Editions Rivages collection Thriller (337 p)

(et en édition de poche Rivages Noir) 

 

Commentaires

keisha le 15-01-2009 à 19:56:37
En effet, c'est un flop pour toi ! Bon, Westlake c'est peut être plus pour l'ambiance, mais il y a généralement quand même du suspense et des rebondissements.
brize le 24-09-2008 à 18:20:14
@ Liliba : Oui, tu pourras te faire ton opinion, comme ça !

@ Uncoindeblog : Ouf, tu me rassures, je n'ai pas été la seule à être déçue (même si, pour ce qui te concerne, tu ne l'étais qu'un peu) !
uncoindeblog le 24-09-2008 à 14:03:24
Ce n'est pas le Westlake que j'ai préféré.
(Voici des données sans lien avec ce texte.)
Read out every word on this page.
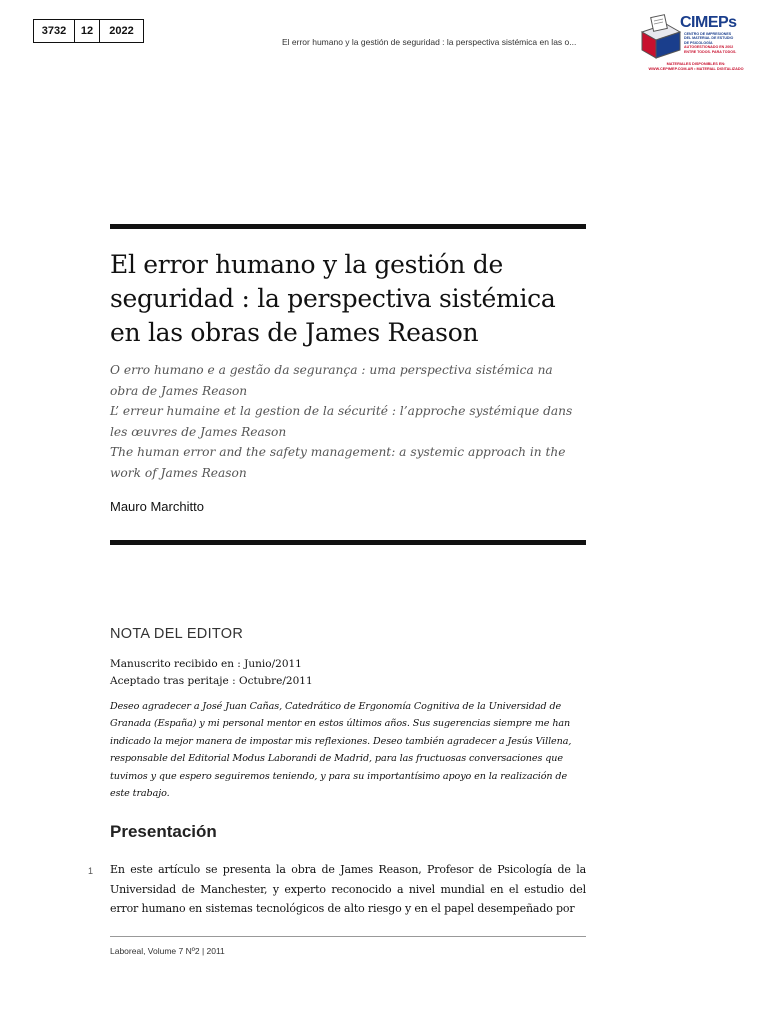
3732	12	2022
El error humano y la gestión de seguridad : la perspectiva sistémica en las o...
CIMEPs
CENTRO DE IMPRESIONES
DEL MATERIAL DE ESTUDIO
DE PSICOLOGÍA
AUTOGESTIONADO EN 2002
ENTRE TODOS. PARA TODOS.
MATERIALES DISPONIBLES EN:
WWW.CEPIMEP.COM.AR • MATERIAL DIGITALIZADO
El error humano y la gestión de seguridad : la perspectiva sistémica en las obras de James Reason
O erro humano e a gestão da segurança : uma perspectiva sistémica na obra de James Reason
L’ erreur humaine et la gestion de la sécurité : l’approche systémique dans les œuvres de James Reason
The human error and the safety management: a systemic approach in the work of James Reason
Mauro Marchitto
NOTA DEL EDITOR
Manuscrito recibido en : Junio/2011
Aceptado tras peritaje : Octubre/2011
Deseo agradecer a José Juan Cañas, Catedrático de Ergonomía Cognitiva de la Universidad de Granada (España) y mi personal mentor en estos últimos años. Sus sugerencias siempre me han indicado la mejor manera de impostar mis reflexiones. Deseo también agradecer a Jesús Villena, responsable del Editorial Modus Laborandi de Madrid, para las fructuosas conversaciones que tuvimos y que espero seguiremos teniendo, y para su importantísimo apoyo en la realización de este trabajo.
Presentación
1 En este artículo se presenta la obra de James Reason, Profesor de Psicología de la Universidad de Manchester, y experto reconocido a nivel mundial en el estudio del error humano en sistemas tecnológicos de alto riesgo y en el papel desempeñado por
Laboreal, Volume 7 Nº2 | 2011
Cela fait un moment que je l'ai lu, mais peut être était-ce cette platitude que tu soulignes ou alors en comparant avec d'autres titres tel qu"Aztèques dansants" qui m'a fait éprouvé une certaine déception.
liliba le 23-09-2008 à 09:18:30
Il est dans une de mes tournantes de bouquins et passera surement donc un jour à la maison... On verra bien ce qu'il en ressortira !
brize le 23-09-2008 à 08:04:02
Peut-être... mais pas tout de suite !
Solen le 22-09-2008 à 18:16:15
J'adore Weslake, le couperet reste son meilleur, mais n'hésites pas à en tester d'autres, Le rythme n'est pas toujours au rdv, mais on passe en général un bon moment;
brize le 22-09-2008 à 11:49:55
@ Karine : Donald Westlake est un grand nom du roman policier et il y a de fortes chances que tu l'appréhendes quand même différemment de moi.

@ Amanda : Tu as raison, il faudrait que je voie si le côté humoristique de l'auteur me séduit davantage que son côté obscur !
amandameyre le 21-09-2008 à 13:22:17
oui, il n'y a pas de suspens au sens propre du terme, tout est dans la noirceur des personnages.


Je te conseille d'essayer aussi avec Jimmy the Kid, qui est tout à fait drôle Sourire
Karine :) le 20-09-2008 à 13:00:24
Je l'avais noté chez Cuné et Amanda, celui-là... je le garde noté mais un avis plus mitigé va remettre mes attentes à la bonne place!!